Windows and doors are painted wood. The sash windows have small pane glazing. Larger sheets of glass were available but the small scale division by glazing bars was a particular feature of Butterfield's work. The large south facing windows to the sitting room and bedroom above are constructed in a shallow brickwork bay and separated by a panel of timber framing and plaster infill which forms a highly decorative external pattern. The head of the upper windows are further embellished with timber detailing to reproduce Medieval cusp work. The interior of the ground floor window is fitted with shutters and a window seat.
Appraisal of the School House
Butterfield's Trumpington School House is an interesting example in the development of English domestic architecture. While demonstrating the strong mid-Victorian interest in the Medieval style, it also points the way to later developments in housing design.

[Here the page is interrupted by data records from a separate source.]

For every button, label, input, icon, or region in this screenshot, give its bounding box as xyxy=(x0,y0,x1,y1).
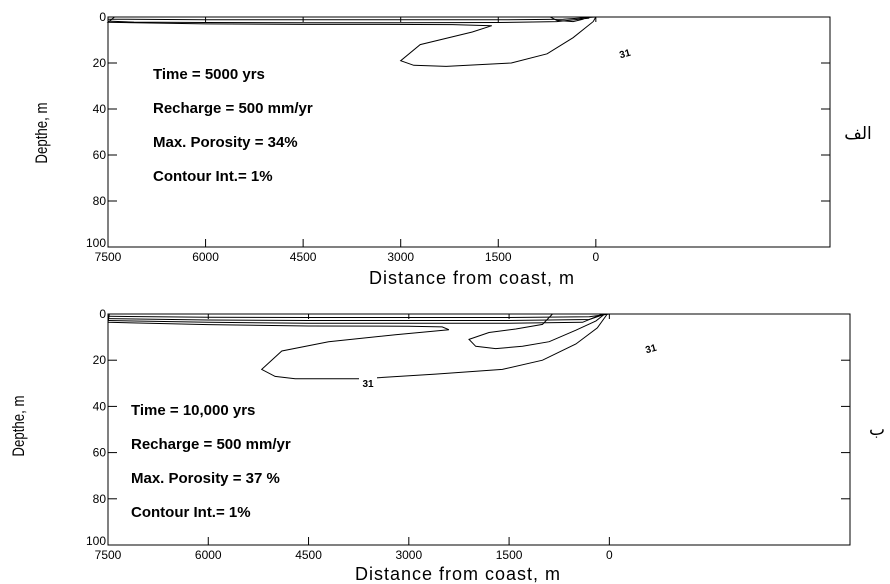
y-tick-label: 40 xyxy=(93,399,107,413)
annotation-text: Contour Int.= 1% xyxy=(153,168,273,185)
x-axis-title: Distance from coast, m xyxy=(369,268,575,288)
contour-line xyxy=(107,313,610,318)
x-tick-label: 6000 xyxy=(192,250,219,264)
panel-top: 7500 6000 4500 3000 1500 0 0 20 40 60 80 100 Distanc… xyxy=(33,10,872,288)
plot-frame xyxy=(107,313,851,546)
y-tick-label: 100 xyxy=(86,534,106,548)
y-tick-label: 20 xyxy=(93,353,107,367)
y-axis-title: Depthe, m xyxy=(10,395,29,456)
annotation-text: Recharge = 500 mm/yr xyxy=(131,436,291,453)
contour-line xyxy=(468,313,606,350)
y-tick-label: 40 xyxy=(93,102,107,116)
contour-label: 31 xyxy=(640,339,661,357)
y-tick-label: 60 xyxy=(93,446,107,460)
contour-label-text: 31 xyxy=(362,379,374,390)
contour-label: 31 xyxy=(359,377,377,390)
x-tick-label: 1500 xyxy=(485,250,512,264)
y-tick-label: 0 xyxy=(99,10,106,24)
contour-line xyxy=(550,16,584,23)
annotation-text: Recharge = 500 mm/yr xyxy=(153,100,313,117)
x-axis-title: Distance from coast, m xyxy=(355,564,561,584)
annotation-text: Time = 5000 yrs xyxy=(153,66,265,83)
x-tick-label: 1500 xyxy=(496,548,523,562)
contour-label: 31 xyxy=(614,44,635,62)
x-tick-label: 3000 xyxy=(395,548,422,562)
y-tick-label: 60 xyxy=(93,148,107,162)
annotation-text: Time = 10,000 yrs xyxy=(131,402,255,419)
x-tick-label: 3000 xyxy=(387,250,414,264)
x-tick-label: 0 xyxy=(606,548,613,562)
y-axis-title: Depthe, m xyxy=(33,102,52,163)
contour-line xyxy=(107,313,608,380)
y-tick-label: 20 xyxy=(93,56,107,70)
x-tick-label: 6000 xyxy=(195,548,222,562)
contour-line xyxy=(108,16,596,21)
contour-line xyxy=(107,313,603,324)
contour-label-text: 31 xyxy=(644,343,658,357)
contour-line xyxy=(107,17,590,24)
panel-bottom: 7500 6000 4500 3000 1500 0 0 20 40 60 80 100 Distanc… xyxy=(10,307,886,584)
y-tick-label: 100 xyxy=(86,236,106,250)
y-tick-label: 80 xyxy=(93,194,107,208)
x-tick-label: 4500 xyxy=(290,250,317,264)
panel-label: ب xyxy=(869,420,885,440)
x-tick-label: 7500 xyxy=(95,250,122,264)
y-tick-label: 0 xyxy=(99,307,106,321)
y-tick-label: 80 xyxy=(93,492,107,506)
annotation-text: Contour Int.= 1% xyxy=(131,504,251,521)
x-tick-label: 4500 xyxy=(295,548,322,562)
contour-label-text: 31 xyxy=(618,48,632,62)
x-tick-label: 0 xyxy=(592,250,599,264)
annotation-text: Max. Porosity = 34% xyxy=(153,134,298,151)
plot-frame xyxy=(107,16,831,248)
contour-line xyxy=(106,16,597,67)
x-tick-label: 7500 xyxy=(95,548,122,562)
annotation-text: Max. Porosity = 37 % xyxy=(131,470,280,487)
panel-label: الف xyxy=(844,124,872,144)
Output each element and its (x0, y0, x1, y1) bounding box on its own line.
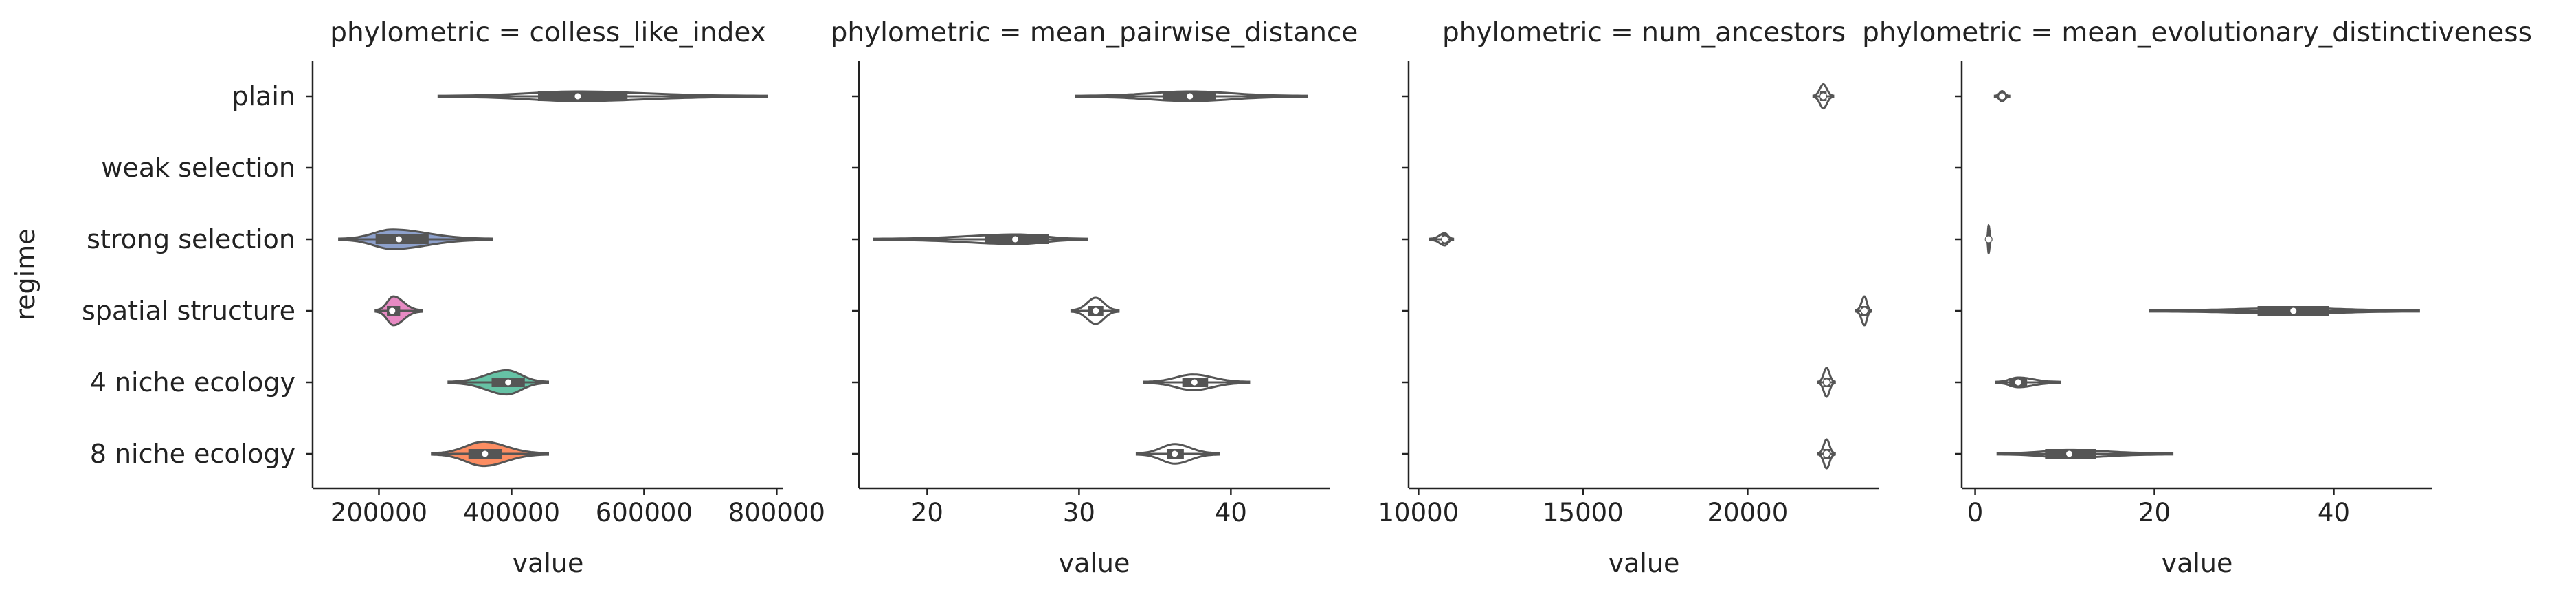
violin-median-dot (1860, 307, 1868, 315)
violin-body (1429, 232, 1455, 247)
violin-median-dot (481, 450, 489, 458)
category-tick-label: strong selection (87, 224, 295, 254)
violin-body (873, 233, 1088, 245)
violin-median-dot (1998, 92, 2006, 100)
violin-median-dot (1011, 235, 1020, 243)
category-tick-label: plain (232, 81, 295, 111)
violin-median-dot (1822, 450, 1830, 458)
violin-median-dot (1190, 378, 1198, 386)
violin-body (1075, 90, 1308, 102)
x-tick-label: 40 (1215, 498, 1247, 527)
x-axis-label: value (1059, 548, 1130, 578)
violin-median-dot (2289, 307, 2298, 315)
category-tick-label: weak selection (101, 153, 295, 183)
x-tick-label: 20 (2138, 498, 2171, 527)
category-tick-label: 8 niche ecology (90, 439, 295, 469)
violin-median-dot (574, 92, 582, 100)
violin-median-dot (1984, 235, 1993, 243)
x-tick-label: 40 (2318, 498, 2350, 527)
x-tick-label: 20 (911, 498, 943, 527)
x-tick-label: 30 (1063, 498, 1095, 527)
x-tick-label: 600000 (596, 498, 693, 527)
facet-title: phylometric = mean_evolutionary_distinct… (1862, 17, 2532, 48)
violin-median-dot (504, 378, 513, 386)
violin-median-dot (388, 307, 396, 315)
x-tick-label: 0 (1967, 498, 1984, 527)
y-axis-label: regime (10, 228, 41, 320)
facet-title: phylometric = mean_pairwise_distance (831, 17, 1358, 48)
violin-body (1070, 296, 1120, 325)
violin-iqr-box (538, 91, 628, 101)
x-tick-label: 15000 (1543, 498, 1624, 527)
violin-median-dot (1441, 235, 1449, 243)
x-axis-label: value (2162, 548, 2233, 578)
violin-median-dot (2014, 378, 2022, 386)
violin-median-dot (1092, 307, 1100, 315)
violin-median-dot (1819, 92, 1828, 100)
facet-title: phylometric = num_ancestors (1442, 17, 1846, 48)
violin-median-dot (1822, 378, 1830, 386)
x-tick-label: 20000 (1707, 498, 1789, 527)
violin-median-dot (394, 235, 403, 243)
x-tick-label: 400000 (463, 498, 560, 527)
x-axis-label: value (513, 548, 584, 578)
facet-title: phylometric = colless_like_index (330, 17, 765, 48)
violin-median-dot (1171, 450, 1179, 458)
violin-median-dot (1186, 92, 1194, 100)
category-tick-label: spatial structure (82, 296, 295, 326)
x-axis-label: value (1609, 548, 1680, 578)
x-tick-label: 200000 (331, 498, 427, 527)
violin-median-dot (2065, 450, 2074, 458)
violin-body (1135, 443, 1220, 465)
category-tick-label: 4 niche ecology (90, 367, 295, 397)
x-tick-label: 10000 (1378, 498, 1459, 527)
x-tick-label: 800000 (728, 498, 825, 527)
violin-body (1143, 373, 1251, 391)
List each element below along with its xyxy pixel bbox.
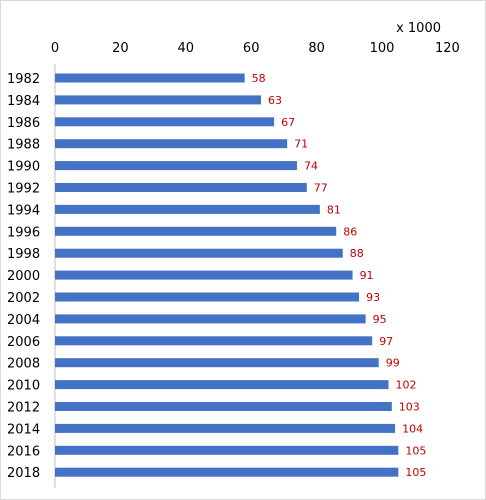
bar	[55, 358, 379, 368]
category-label: 1988	[7, 138, 40, 153]
bars-group	[55, 73, 399, 477]
bar	[55, 248, 343, 258]
category-label: 1984	[7, 94, 40, 109]
category-labels: 1982 1984 1986 1988 1990 1992 1994 1996 1998 2000…	[7, 72, 40, 481]
bar	[55, 95, 262, 105]
category-label: 2002	[7, 291, 40, 306]
bar	[55, 183, 307, 192]
data-label: 86	[343, 225, 357, 238]
x-tick-label: 0	[51, 41, 59, 56]
data-label: 97	[379, 335, 393, 348]
data-label: 99	[386, 357, 400, 370]
data-label: 91	[360, 269, 374, 282]
bar	[55, 445, 399, 455]
data-label: 93	[366, 291, 380, 304]
category-label: 2004	[7, 313, 40, 328]
data-label: 95	[373, 313, 387, 326]
data-label: 81	[327, 203, 341, 216]
data-label: 71	[294, 138, 308, 151]
bar	[55, 402, 392, 411]
data-label: 63	[268, 94, 282, 107]
category-label: 2012	[7, 401, 40, 416]
bar	[55, 139, 288, 149]
bar	[55, 336, 373, 346]
x-tick-label: 60	[243, 41, 260, 56]
bar	[55, 314, 366, 324]
x-tick-label: 20	[112, 41, 129, 56]
category-label: 2016	[7, 444, 40, 459]
bar	[55, 161, 297, 171]
bar	[55, 423, 396, 433]
bar	[55, 73, 245, 83]
category-label: 1986	[7, 116, 40, 131]
data-label: 105	[405, 444, 426, 457]
category-label: 1996	[7, 225, 40, 240]
category-label: 2014	[7, 422, 40, 437]
data-label: 88	[350, 247, 364, 260]
data-label: 105	[405, 466, 426, 479]
x-axis-ticks: 0 20 40 60 80 100 120	[51, 41, 460, 56]
data-label: 74	[304, 160, 318, 173]
bar	[55, 292, 360, 302]
bar	[55, 117, 275, 127]
x-tick-label: 120	[435, 41, 460, 56]
category-label: 2006	[7, 335, 40, 350]
category-label: 1992	[7, 182, 40, 197]
category-label: 2000	[7, 269, 40, 284]
axis-unit-label: x 1000	[396, 21, 441, 36]
bar	[55, 380, 389, 390]
x-tick-label: 100	[370, 41, 395, 56]
data-label: 77	[314, 182, 328, 195]
category-label: 2010	[7, 379, 40, 394]
category-label: 1998	[7, 247, 40, 262]
category-label: 1990	[7, 160, 40, 175]
category-label: 2008	[7, 357, 40, 372]
category-label: 1982	[7, 72, 40, 87]
data-label: 102	[396, 379, 417, 392]
x-tick-label: 80	[308, 41, 325, 56]
data-label: 67	[281, 116, 295, 129]
bar	[55, 467, 399, 477]
data-label: 103	[399, 401, 420, 414]
category-label: 2018	[7, 466, 40, 481]
data-label: 58	[252, 72, 266, 85]
data-label: 104	[402, 422, 423, 435]
x-tick-label: 40	[178, 41, 195, 56]
bar	[55, 204, 320, 214]
bar	[55, 270, 353, 280]
bar	[55, 226, 337, 236]
category-label: 1994	[7, 203, 40, 218]
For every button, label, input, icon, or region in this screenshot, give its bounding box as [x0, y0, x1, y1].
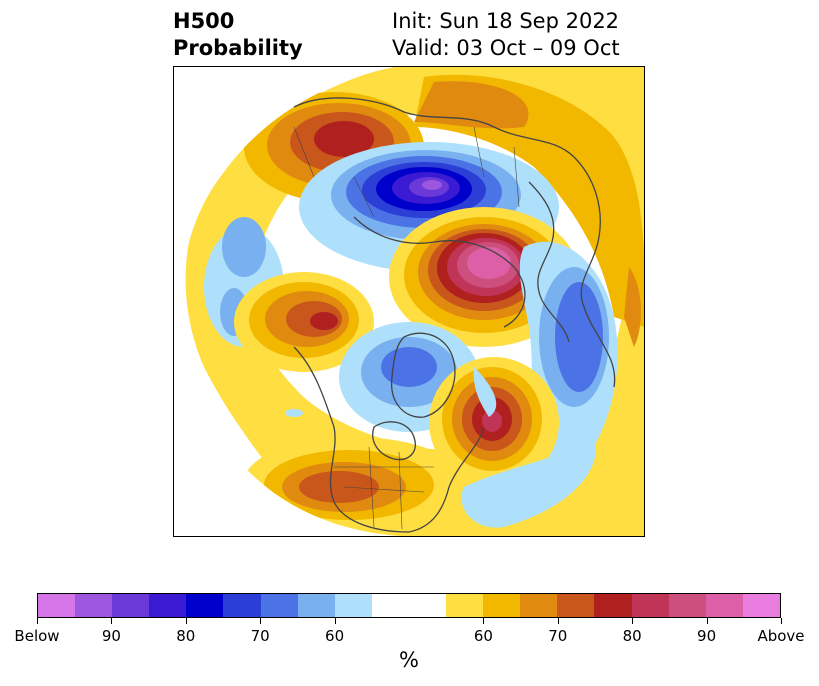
colorbar-cell	[223, 594, 261, 617]
coastline-asia	[293, 97, 616, 388]
colorbar-cell	[334, 594, 372, 617]
colorbar-label: 80	[622, 627, 642, 645]
south-lightblue-band	[461, 437, 596, 528]
colorbar-label: Above	[757, 627, 805, 645]
variable-title: H500	[173, 9, 235, 33]
colorbar-cell	[446, 594, 484, 617]
colorbar-tick	[111, 618, 113, 624]
coastlines	[293, 97, 616, 533]
anomaly-field	[185, 67, 644, 536]
colorbar-cell	[112, 594, 150, 617]
coastline-hudson	[372, 421, 416, 461]
mid-low-midblue	[381, 347, 437, 387]
west-low-skyblue	[222, 217, 266, 277]
se-high-crimson	[482, 410, 502, 432]
colorbar-cell	[408, 594, 447, 617]
colorbar-cell	[520, 594, 558, 617]
colorbar-cell	[742, 594, 780, 617]
ne-orange-band	[414, 81, 529, 129]
colorbar-cell	[668, 594, 706, 617]
colorbar-label: 70	[548, 627, 568, 645]
colorbar-tick	[334, 618, 336, 624]
colorbar-cell	[75, 594, 113, 617]
colorbar-label: 70	[250, 627, 270, 645]
colorbar-tick	[483, 618, 485, 624]
colorbar-label: Below	[14, 627, 60, 645]
polar-map-canvas	[185, 67, 644, 536]
colorbar-label: 60	[473, 627, 493, 645]
colorbar-tick	[706, 618, 708, 624]
sw-lightblue-sliver	[473, 367, 497, 417]
coastline-arctic	[353, 216, 526, 328]
map-title-block: H500 Probability	[173, 8, 303, 62]
colorbar-cell	[297, 594, 335, 617]
colorbar-label: 60	[325, 627, 345, 645]
colorbar-cell	[705, 594, 743, 617]
west-high-red	[310, 312, 338, 330]
colorbar-cell	[38, 594, 76, 617]
colorbar-tick	[632, 618, 634, 624]
colorbar-tick	[557, 618, 559, 624]
colorbar-unit: %	[399, 648, 419, 672]
colorbar-label: 90	[697, 627, 717, 645]
init-date: Init: Sun 18 Sep 2022	[392, 9, 620, 33]
colorbar-tick	[781, 618, 782, 624]
center-high-pink	[467, 247, 511, 279]
probability-map	[173, 66, 645, 537]
coastline-greenland	[390, 332, 456, 418]
colorbar-tick	[37, 618, 38, 624]
colorbar-cell	[594, 594, 632, 617]
nw-high-red	[314, 121, 374, 157]
probability-colorbar	[37, 593, 781, 618]
small-blue-patch	[285, 409, 303, 417]
border-lines	[293, 126, 520, 530]
valid-period: Valid: 03 Oct – 09 Oct	[392, 36, 620, 60]
ne-gold-band	[414, 74, 644, 327]
colorbar-cell	[631, 594, 669, 617]
date-block: Init: Sun 18 Sep 2022 Valid: 03 Oct – 09…	[392, 8, 620, 62]
colorbar-cell	[186, 594, 224, 617]
east-low-midblue	[555, 282, 603, 392]
colorbar-cell	[483, 594, 521, 617]
low-purple	[422, 180, 442, 190]
south-high-darkorange	[299, 471, 379, 503]
east-orange	[624, 267, 641, 347]
product-title: Probability	[173, 36, 303, 60]
colorbar-cell	[149, 594, 187, 617]
colorbar-cell	[371, 594, 409, 617]
colorbar-tick	[260, 618, 262, 624]
colorbar-cell	[260, 594, 298, 617]
coastline-north-america	[293, 346, 485, 533]
colorbar-cell	[557, 594, 595, 617]
colorbar-label: 80	[176, 627, 196, 645]
colorbar-tick	[185, 618, 187, 624]
coastline-europe	[528, 181, 570, 343]
colorbar-label: 90	[101, 627, 121, 645]
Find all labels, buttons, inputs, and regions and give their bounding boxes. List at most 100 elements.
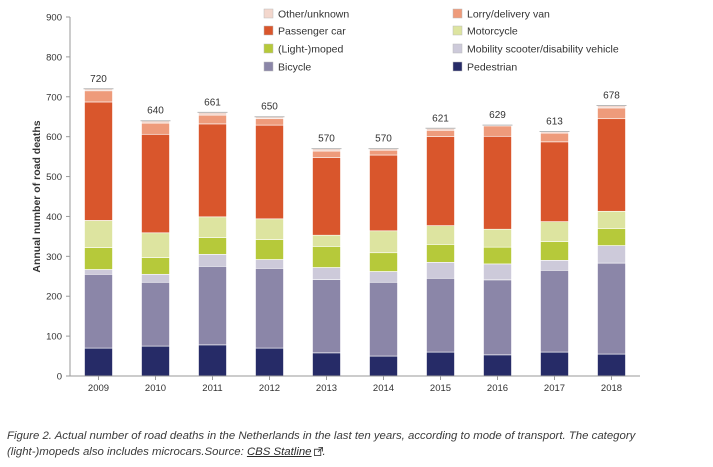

The Medieval ethos is clearly seen in tall, narrow shape which is exacerbated by the steep roof and towering chimneys. Another Medieval motif appears in the use of pointed brickwork arches over openings in the external walls. These, being flush with the wall, are however less emphasised than those at Butterfield's earlier Woolstone Parsonage (1851) which project and are therefore more visible.
The strongest Medieval details are found in the porch and even more so in the extraordinary south bay which appears to be a design unique to Butterfield. The first floor window head detail had been used in his earlier design for a school house in Altington in 1850 and the timber frame pattern, in a modified form, in the later Lodge in Hursley. A unique combination of the two appear at Trumpington. In particular, the pattern of a cross within a diamond seems to have no precedent in any timber frame work.
From left to right: (a) The porch of the School House. (b) The windows of the south elevation of the school house. (c) East elevation of the School House. Source: Cambridge Archives.
Many features of the house relate to the later English vernacular style at the end of the century. The Builder Magazine of 1865 refers to Butterfield as the leader of the English Farmhouse School. Thompson, in his definitive study of Butterfield, is of the opinion that his domestic work outlasts his churches as an active architectural influence. Architectural historians generally agree that Philip Webb's Red House, designed two years after the School House, is a seminal building in the development of domestic English architecture. As the only contemporary buildings known to be sketched by him were Butterfield's, it can be assumed that Webb was influenced by his work. Many of the features of the School House, simple brickwork, hipped gables, small pane glazing and irregular fenestration, appear in the Red House. This strongly indicates the significance of the Trumpington School House, alongside other work by Butterfield, in the development of later house design.